看着朝自己行礼的周嫣然,楚星月一时间还有些不太适应;要知道以前见到这位宠冠六宫的贵妃娘娘,可是需要她向她行礼的;没想到如今风水轮流转,她成了东宫太子妃,身份早就不同以往,现在连周嫣然看见她都矮了半截。毕竟,就算是后宫宠妃,那也只能算得上是一个妾室,面见她这个东宫的女主人,自然是要规规矩矩。楚星月拉着赵凌的手,用眼睛淡淡的扫着周嫣然,还真别说,今天的这位周贵妃还真是羸弱可怜、楚楚动人,瞧这几乎能掐出水儿来的眼睛,恐怕是个男人,都会喜欢的不得了吧。楚星月下意识的看了眼神色清冷的赵凌,心里忽然有些不舒服,小手轻轻地在他的掌心掐了一下,看他因为她的动作诧异的抬起头看向她,楚星月也懒得搭理他,隐下心头的不悦感,朝着周嫣然得体大方的说着。“本宫在进宫的路上,多少也听说了这件事,周贵妃,你大可不必如此客气懊恼,你是出自于关心之情这才去了太液池去采荷露,失足落水恰逢太子遇到,救你于危难之间也不过是顺手的事;再说了,别说是你,今天就算是个宫女掉入太液池,被太子碰见他也会这么做,毕竟这都是一条人命;更何况,贵妃娘娘你也算是我们的长辈,我们这么做更是应该。”
一声‘长辈’差点让周嫣然破功,只见她本是雪白的脸色立刻变成了铁青色,如果不是还有最后的一丝理智控制着她,恐怕这个时候她都要扬起手照着楚星月那张笑盈盈的脸上招呼过去了。周嫣然能够忍得住,并不代表其他人有她那么深沉的沉浮。春杏和桃花眼如果不是碍于在外面,恐怕这个时候都要捧着肚子笑出来了;早就知道楚星月是个嘴毒的,没想到会这么毒,这声长辈着实用的漂亮,恐怕以后,周嫣然在听到别人说起长辈二字时,都会脸黑一阵吧。
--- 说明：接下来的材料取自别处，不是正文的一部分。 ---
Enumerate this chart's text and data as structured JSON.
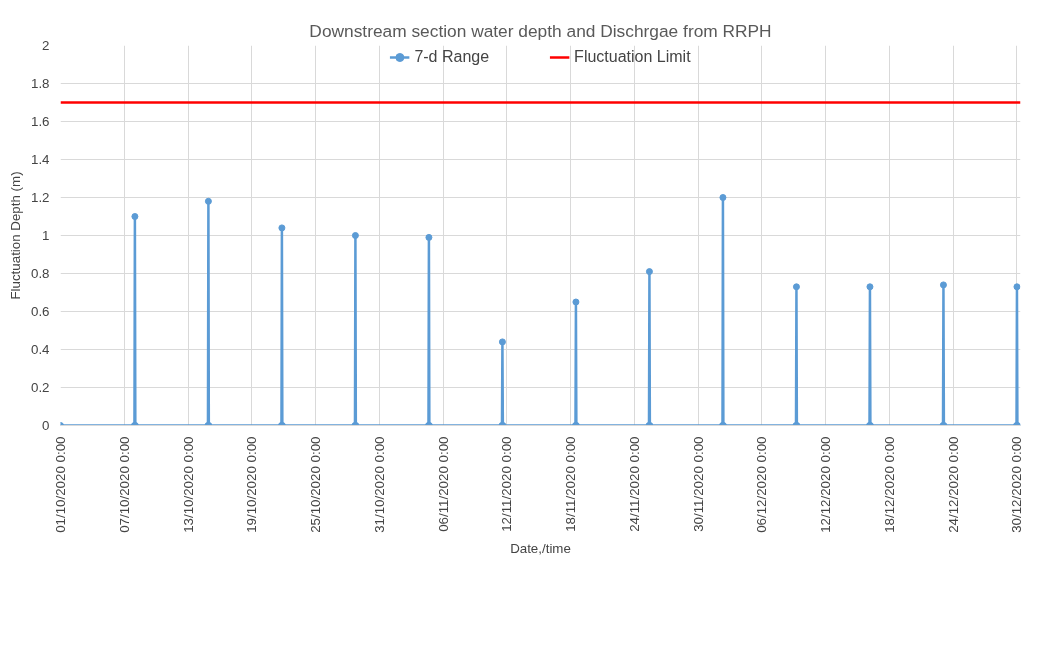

赵凌也跟着露出无奈之色,这古灵精怪的女人,竟然让周嫣然在辈分上占了自己的便宜,看他等回府之后,怎么收拾她。楚星月像是根本察觉不到四面八方投过来的怪异眼神似的,竟然主动走上前,搀扶起周嫣然的手,将她慢慢的朝着后殿方向扶,同时还热络的与周嫣然说着话。“贵妃娘娘身体娇弱,可千万不能站在这里吹风了,来,本宫扶娘娘进殿内歇歇。”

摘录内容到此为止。